Increasing hospital volume was associated with a longer critical care LOS after excluding referred patients. There was no association between hospital volume and critical care LOS when including all severely injured patients. The most evident explanation for the association between hospital volume and critical care LOS is chance. It is also possible that referred patients come after they stayed at the ICU at their referring hospital and therefore have shorter LOS.

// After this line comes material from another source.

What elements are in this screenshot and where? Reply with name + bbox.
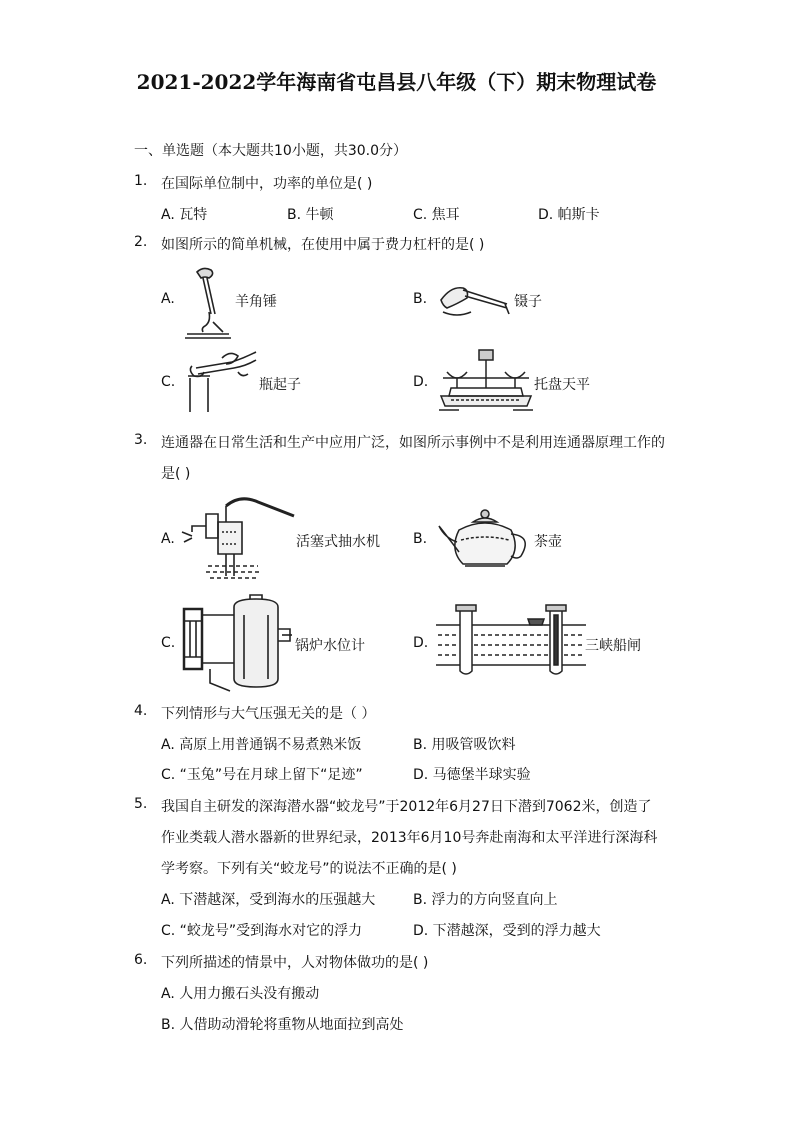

Other factors than hospital volume cause the extremely small between-centre differences in MTCs. The most evident explanation is differences in patient characteristics. After adjusting for several demographic and injury severity characteristics, higher hospital volume was not associated with lower mortality. A limitation of this study is that insufficient adjustment of case-mix differences is possible. With use of the TARN model [12] extended with clinically relevant variables from the TRISS model, adjustments for case-mix differences between MTCs were made. However, the risk of residual confounding cannot be exclude. Also, the results might be influenced by a few very well organized MTCs. It was not possible to assess the relationship between surgeon volume and outcomes. Other studies that investigated this relationship showed inconsistent results [5, 27,28,29]. The caseload and experience per surgeon might influence between-centre differences. Also, we were unable to assess the health care provider - patient ratio and Critical Care volume bed - availability ratio. Our results are only applicable to MTCs and can thereforenot be generalized to non MTCs with low volumes of severely injured patients. Also, the prehospital network is important for the outcomes of severely injured patients. Detailed prehospital data was not available when doing this study. In order to investigate whether these results can be extrapolated to other trauma systems, it is important to take the prehospital systems into account. Another limitation is the lack of a good definition of the severely injured patient. The universally used injury severity measure in trauma registries and research is ISS, where ISS > 15 is defined as severely injured. However, questions about the accuracy of ISS have been raised. First, an equal Abbreviated Injury Scale (AIS) in different body regions is assumed to be equal in injury severity [30, 31]. Second, ISS does not account for multiple injuries in the same body region [31, 32]. So it is possible that patients with equal ISS scores do not have the same injury severity. Therefore, future research should examine which patient groups really benefit from treatment at a MTC, to make optimal use of the resources and expertise of MTCs. A sensitivity analysis using the NISS > 15 as severely injured showed no association between hospital volume and outcomes in MTCs.

Conclusions

Despite a tenfold variation in volume, no differences in outcomes of severely injured patients were found between English MTCs. These results suggest that MTCs in England achieve comparable outcomes in severely injured patients despite the number of severely injured patients they treat. Centres with similar structure and processes of care can achieve comparable outcomes for severely injured patients. Further research is necessary to see whether these results can be extrapolated to trauma systems in other countries.